I realize that you’ve already been to half a dozen neurologists.  Medical neurologists understand one thing — gross pathology.  That is why I would suggest you see a Functional Neurologist trained by TED CARRICK.    For those of you dealing with an obvious (or sometimes not-so-obvious) musculoskeletal problem (“tissue damage“) caused by underlying FASCIAL ADHESIONS (often times I refer to this in my clinic as SCAR TISSUE, although FIBROSIS or DENSIFICATION might be more accurate), pay attention and listen to what the good doctors tell us.

“But is a reduction in pain intensity the right goal for the treatment of chronic pain?  Pain-intensity ratings aren’t necessarily a reflection of tissue damage or sensation intensity in patients with chronic pain. The intensity of chronic pain can’t be reliably predicted from the extent or severity of tissue damage, since chronic pain is not determined primarily by nociception. Functional neuroimaging studies and other prospective clinical studies have shown that what feels like the same pain is initially associated with the classic sensory “pain matrix” brain regions but is later associated with brain regions involved in emotion and reward. Thus, over time, pain intensity becomes linked less with nociception and more with emotional and psychosocial factors.”

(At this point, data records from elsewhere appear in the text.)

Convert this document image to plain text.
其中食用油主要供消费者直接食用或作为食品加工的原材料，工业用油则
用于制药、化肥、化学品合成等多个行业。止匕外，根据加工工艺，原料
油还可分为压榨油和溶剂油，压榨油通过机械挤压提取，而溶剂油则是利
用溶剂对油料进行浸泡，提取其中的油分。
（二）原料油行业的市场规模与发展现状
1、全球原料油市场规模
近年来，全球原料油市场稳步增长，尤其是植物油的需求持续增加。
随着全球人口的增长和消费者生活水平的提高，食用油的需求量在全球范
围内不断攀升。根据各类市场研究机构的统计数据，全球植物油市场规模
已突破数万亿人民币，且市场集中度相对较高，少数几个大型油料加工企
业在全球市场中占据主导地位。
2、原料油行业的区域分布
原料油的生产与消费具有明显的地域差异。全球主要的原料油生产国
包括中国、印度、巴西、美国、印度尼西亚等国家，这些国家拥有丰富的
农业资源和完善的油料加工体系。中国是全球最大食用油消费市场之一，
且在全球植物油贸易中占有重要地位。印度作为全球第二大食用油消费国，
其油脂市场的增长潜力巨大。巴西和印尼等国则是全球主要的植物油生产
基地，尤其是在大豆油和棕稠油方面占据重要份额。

Part of the problem is that “tissue damage” is frequently overlooked by standard medical imaging techniques such as MRI (HERE).   And now we’re being told that pain reduction might not even be the goal —- that it’s a pipe dream. 

Having previously dealt with nearly a decade of Chronic Pain myself (HERE), I believe that relief of (or at least diminishment of) pain must be the goal!  If you have tried the diet and lifestyle changes I mention earlier without solid results, it might be in your best interest to try Tissue Remodeling.  Despite it’s INTENSITY (or may because of it) it gives you at least a chance of getting to the bottom of things and solving certain types of PAIN SYNDROMESAlthough I see plenty of people that “Scar Tissue” is not their chief problem, I see LOTS OF PEOPLE that it is.